Statement of Senator Dodd on Families USA Report


May 8, 2006
I am pleased to be able to join Ron Pollack, Executive Director of Families USA, today to discuss the release of this important report. I wish we were here to talk about real solutions to the crisis facing American health care, and especially small businesses.

The cost of employer-sponsored health care coverage increased by nine percent in 2005, after growing by eleven percent in 2004 and fourteen percent in 2003. The average annual premium for a family of four is now nearly $11,000. Because of their inability to pool risk, small businesses and their employees are even more vulnerable in the face of skyrocketing health care costs. Many simply cannot afford to provide health insurance.

But instead of addressing this problem, we are here to discuss a Republican bill (S. 1955, the Health Insurance Marketplace Modernization and Affordability Act) that is a perfect example of the cure being worse than the disease. Make no mistake about it – this legislation will do nothing to help small businesses. Instead, it will harm those Americans who least can afford it: older and sicker workers, and those with special health care needs.

Even small businesses realize that this legislation will do more harm than good. I recently received a letter from the Connecticut Business and Industry Association (CBIA), which represents 5,000 small businesses in my home state. They write that this legislation “would destabilize the small business insurance marketplace, erode carefully crafted consumer protections and raise premium rates for small businesses with older workforces and those that employ people with chronic illnesses or disabilities.”

In the next few days, Democrats intend to offer an alternative that offers real relief to small businesses, and I hope that those who support S. 1955 will take a considered look at our proposal. Our alternative will allow small businesses to join together in a program similar to the one enjoyed by Members of Congress and their staffs. This alternative offers real choice to consumers, and will protect critical benefits while ensuring that insurance is affordable for older and sicker workers.
Unfortunately, the same cannot be said for the Republican proposal. While 45 million Americans are uninsured, and the cost of care continues to rise at a staggering rate, President Bush and Republicans in Congress are pushing legislation that, as today’s report shows, will eliminate critical health benefits for 85 million Americans – benefits such as diabetes care, cancer screening, care for newborns and children, and mental health.

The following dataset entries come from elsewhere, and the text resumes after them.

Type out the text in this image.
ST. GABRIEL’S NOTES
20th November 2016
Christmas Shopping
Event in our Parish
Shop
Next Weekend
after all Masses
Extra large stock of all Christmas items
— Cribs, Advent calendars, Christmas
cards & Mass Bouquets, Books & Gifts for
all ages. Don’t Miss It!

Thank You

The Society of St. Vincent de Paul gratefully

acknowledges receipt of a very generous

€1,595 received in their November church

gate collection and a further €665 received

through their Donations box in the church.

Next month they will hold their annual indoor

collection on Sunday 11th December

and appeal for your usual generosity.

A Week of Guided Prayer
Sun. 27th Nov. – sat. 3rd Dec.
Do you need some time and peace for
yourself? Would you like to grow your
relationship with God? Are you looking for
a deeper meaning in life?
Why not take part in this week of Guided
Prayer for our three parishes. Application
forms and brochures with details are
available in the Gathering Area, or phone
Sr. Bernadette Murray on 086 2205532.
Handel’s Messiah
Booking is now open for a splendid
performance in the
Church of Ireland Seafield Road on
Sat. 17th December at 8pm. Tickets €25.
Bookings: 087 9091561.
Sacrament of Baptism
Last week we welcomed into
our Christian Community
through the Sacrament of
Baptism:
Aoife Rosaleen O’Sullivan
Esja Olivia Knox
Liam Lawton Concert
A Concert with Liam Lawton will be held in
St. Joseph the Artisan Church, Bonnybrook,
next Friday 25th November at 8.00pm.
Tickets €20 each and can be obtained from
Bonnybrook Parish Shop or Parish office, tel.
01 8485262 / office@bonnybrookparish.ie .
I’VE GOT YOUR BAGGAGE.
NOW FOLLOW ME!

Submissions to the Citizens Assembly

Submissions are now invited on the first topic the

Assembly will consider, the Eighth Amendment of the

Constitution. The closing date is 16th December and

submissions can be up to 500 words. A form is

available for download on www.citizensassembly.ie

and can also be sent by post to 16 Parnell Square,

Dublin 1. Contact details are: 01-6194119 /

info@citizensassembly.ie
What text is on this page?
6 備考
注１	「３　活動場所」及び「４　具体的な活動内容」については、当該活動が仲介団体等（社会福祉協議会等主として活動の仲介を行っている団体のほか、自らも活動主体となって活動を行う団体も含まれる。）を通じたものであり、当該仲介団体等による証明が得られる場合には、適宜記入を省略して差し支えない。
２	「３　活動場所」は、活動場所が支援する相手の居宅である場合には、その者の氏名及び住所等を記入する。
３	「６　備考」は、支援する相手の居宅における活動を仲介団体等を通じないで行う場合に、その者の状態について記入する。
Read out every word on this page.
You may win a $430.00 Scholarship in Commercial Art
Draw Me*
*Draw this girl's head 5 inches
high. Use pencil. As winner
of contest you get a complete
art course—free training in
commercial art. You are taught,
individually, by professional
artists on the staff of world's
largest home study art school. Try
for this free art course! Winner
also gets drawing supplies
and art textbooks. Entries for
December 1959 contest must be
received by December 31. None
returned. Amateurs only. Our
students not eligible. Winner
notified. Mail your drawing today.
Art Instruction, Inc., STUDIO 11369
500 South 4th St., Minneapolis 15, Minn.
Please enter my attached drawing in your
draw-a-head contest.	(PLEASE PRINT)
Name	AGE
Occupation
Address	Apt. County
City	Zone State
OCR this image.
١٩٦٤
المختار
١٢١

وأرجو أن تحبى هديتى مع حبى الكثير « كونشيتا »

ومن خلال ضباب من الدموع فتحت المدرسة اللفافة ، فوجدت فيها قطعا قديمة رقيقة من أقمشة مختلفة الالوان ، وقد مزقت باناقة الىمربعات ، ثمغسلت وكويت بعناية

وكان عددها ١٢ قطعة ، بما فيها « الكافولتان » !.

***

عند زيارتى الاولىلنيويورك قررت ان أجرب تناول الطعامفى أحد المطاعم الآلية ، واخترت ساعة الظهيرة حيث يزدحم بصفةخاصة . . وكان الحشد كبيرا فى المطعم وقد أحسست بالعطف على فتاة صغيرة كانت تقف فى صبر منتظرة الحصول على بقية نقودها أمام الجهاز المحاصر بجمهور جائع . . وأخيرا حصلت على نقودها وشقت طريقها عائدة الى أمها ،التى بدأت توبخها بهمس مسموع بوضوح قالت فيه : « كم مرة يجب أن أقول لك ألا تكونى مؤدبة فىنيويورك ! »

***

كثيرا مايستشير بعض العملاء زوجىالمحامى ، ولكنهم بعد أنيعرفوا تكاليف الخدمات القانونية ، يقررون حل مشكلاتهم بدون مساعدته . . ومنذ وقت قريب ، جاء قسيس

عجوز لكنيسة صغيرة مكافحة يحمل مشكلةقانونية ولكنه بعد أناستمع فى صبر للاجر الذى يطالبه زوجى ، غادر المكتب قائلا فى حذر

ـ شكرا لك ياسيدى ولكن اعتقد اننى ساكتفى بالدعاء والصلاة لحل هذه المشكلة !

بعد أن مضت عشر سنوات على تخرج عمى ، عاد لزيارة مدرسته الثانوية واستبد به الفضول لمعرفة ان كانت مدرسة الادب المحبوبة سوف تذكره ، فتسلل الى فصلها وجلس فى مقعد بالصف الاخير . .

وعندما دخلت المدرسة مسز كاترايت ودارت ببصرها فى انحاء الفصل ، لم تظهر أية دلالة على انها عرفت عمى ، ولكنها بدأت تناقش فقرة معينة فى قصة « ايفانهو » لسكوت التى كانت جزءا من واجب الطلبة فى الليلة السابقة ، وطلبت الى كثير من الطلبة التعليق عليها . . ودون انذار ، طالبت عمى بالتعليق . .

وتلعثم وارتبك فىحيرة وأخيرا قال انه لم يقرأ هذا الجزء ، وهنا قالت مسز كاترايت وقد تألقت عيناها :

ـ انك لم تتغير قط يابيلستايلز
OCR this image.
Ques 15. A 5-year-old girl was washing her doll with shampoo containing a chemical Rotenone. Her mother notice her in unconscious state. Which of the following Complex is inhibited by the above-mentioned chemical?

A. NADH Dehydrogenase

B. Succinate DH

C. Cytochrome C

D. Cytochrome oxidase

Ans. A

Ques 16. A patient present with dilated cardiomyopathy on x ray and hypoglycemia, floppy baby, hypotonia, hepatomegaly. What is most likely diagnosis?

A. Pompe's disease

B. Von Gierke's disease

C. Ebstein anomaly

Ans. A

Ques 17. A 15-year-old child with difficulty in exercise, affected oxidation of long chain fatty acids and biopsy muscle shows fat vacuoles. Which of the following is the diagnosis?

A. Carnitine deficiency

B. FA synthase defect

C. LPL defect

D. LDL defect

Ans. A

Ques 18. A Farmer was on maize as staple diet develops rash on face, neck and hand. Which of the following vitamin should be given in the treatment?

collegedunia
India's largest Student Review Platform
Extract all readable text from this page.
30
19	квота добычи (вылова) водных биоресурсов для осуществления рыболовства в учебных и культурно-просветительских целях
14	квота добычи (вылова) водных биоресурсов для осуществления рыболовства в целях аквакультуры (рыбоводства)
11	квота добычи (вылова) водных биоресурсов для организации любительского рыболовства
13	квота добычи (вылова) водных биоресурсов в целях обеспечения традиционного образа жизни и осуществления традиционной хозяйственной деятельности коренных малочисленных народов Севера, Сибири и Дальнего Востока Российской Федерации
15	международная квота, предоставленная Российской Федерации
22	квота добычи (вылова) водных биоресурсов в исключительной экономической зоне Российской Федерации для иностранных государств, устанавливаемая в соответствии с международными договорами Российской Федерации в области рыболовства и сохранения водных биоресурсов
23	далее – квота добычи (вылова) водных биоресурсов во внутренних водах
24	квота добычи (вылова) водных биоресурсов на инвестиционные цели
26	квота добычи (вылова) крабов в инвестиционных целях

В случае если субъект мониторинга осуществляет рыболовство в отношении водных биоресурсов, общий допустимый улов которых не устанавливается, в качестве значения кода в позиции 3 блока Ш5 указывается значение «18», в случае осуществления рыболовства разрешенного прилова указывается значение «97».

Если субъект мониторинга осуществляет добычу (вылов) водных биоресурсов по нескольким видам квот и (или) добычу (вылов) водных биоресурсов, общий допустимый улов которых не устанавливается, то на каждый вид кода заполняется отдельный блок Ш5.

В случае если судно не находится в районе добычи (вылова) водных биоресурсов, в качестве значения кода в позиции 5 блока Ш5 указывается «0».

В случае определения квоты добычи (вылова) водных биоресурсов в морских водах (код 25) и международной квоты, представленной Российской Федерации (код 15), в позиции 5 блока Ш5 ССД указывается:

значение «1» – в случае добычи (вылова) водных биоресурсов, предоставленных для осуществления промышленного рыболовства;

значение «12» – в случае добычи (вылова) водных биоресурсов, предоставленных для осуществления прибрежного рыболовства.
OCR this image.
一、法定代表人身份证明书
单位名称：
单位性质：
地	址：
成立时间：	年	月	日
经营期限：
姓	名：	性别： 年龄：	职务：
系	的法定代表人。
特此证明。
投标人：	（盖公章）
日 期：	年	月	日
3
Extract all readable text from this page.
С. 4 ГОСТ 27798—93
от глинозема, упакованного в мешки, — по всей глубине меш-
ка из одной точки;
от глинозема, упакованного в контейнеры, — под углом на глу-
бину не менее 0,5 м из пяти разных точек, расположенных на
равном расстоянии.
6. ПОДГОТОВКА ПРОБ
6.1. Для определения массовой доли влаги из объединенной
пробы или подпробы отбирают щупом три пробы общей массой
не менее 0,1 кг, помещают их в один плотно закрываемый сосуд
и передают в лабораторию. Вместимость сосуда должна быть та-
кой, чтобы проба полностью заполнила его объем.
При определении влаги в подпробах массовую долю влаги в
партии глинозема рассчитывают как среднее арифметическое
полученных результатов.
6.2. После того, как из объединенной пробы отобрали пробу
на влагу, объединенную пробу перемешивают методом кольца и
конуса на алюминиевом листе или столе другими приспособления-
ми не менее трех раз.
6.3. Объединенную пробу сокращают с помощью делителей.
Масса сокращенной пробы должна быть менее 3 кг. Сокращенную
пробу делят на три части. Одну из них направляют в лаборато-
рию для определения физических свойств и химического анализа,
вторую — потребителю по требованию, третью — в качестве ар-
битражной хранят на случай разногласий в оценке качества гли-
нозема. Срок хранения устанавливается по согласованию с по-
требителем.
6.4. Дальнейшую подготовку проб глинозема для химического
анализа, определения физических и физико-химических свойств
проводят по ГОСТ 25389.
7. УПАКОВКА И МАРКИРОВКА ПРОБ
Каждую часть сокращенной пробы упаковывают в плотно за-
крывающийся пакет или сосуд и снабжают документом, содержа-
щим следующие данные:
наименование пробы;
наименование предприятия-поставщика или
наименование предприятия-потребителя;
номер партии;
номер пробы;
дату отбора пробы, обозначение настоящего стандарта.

Senate bill 1955 will harm the most vulnerable. It will take away access to comprehensive plans for those with health care needs – cancer patients, diabetics, pregnant women, people with cardiovascular disease, families with children, and I could go on and on. These are the people who will pay for this legislation, and I think it’s unconscionable.
This report also shows that citizens in every state will be affected. Citizens in every state stand to lose patient protections adopted by their states, often after lengthy debate and careful consideration. In one fell swoop, this bill will undo the work of each state to protect their citizens.

In my home state of Connecticut alone, more than one million people will lose access to cancer screening, well-child care, diabetes supplies, alcoholism treatment, and treatment for Lyme disease (just to name a few of the 30 benefits that will be lost).
In addition to seeing their benefits disappear, millions of Americans will see their health insurance premiums skyrocket. This bill preempts state laws that currently protect older workers, those with serious illnesses such as diabetes, cancer, and heart disease, and even expectant mothers, from seeing their premiums increase dramatically.

This bill will allow insurance companies to charge people more based on the fact that they are sick, or pregnant, or simply older. I have many insurance companies in my state, and they do a wonderful job. But they are also businesses, and like every business, they want to make a profit.

It doesn’t take an expert to predict what is going to happen. Insurance companies are going to offer plans with minimal or no benefits, hoping to attract young and healthy people. Older, sicker people are going to be left without a plan that meets their needs.
Every analysis of this bill reaches this same conclusion. The Congressional Budget Office (CBO) found that the bill “would tend to reduce health insurance premiums for small firms with workers who have relatively low expected costs for health care and increase premiums for firms with workers who have relatively high expected costs.”

In other words, instead of attacking the real problem, the rising cost of health care, this legislation would simply shift cost to small businesses with older and sicker workers. In fact, another study commissioned by supporters of this legislation concluded that it “is not going to address the underlying causes of high health insurance premiums, which are high health care costs.”

And even firms with healthy workers would be balanced on a precipice – one illness could cause their insurance premiums to go through the roof.
Governors, state Attorneys General, and state Insurance Commissioners have reached the same conclusion, as have an enormous number of groups representing health care providers and patients.
We can do better. Small businesses need our help to afford health insurance for their employees – they need real solutions.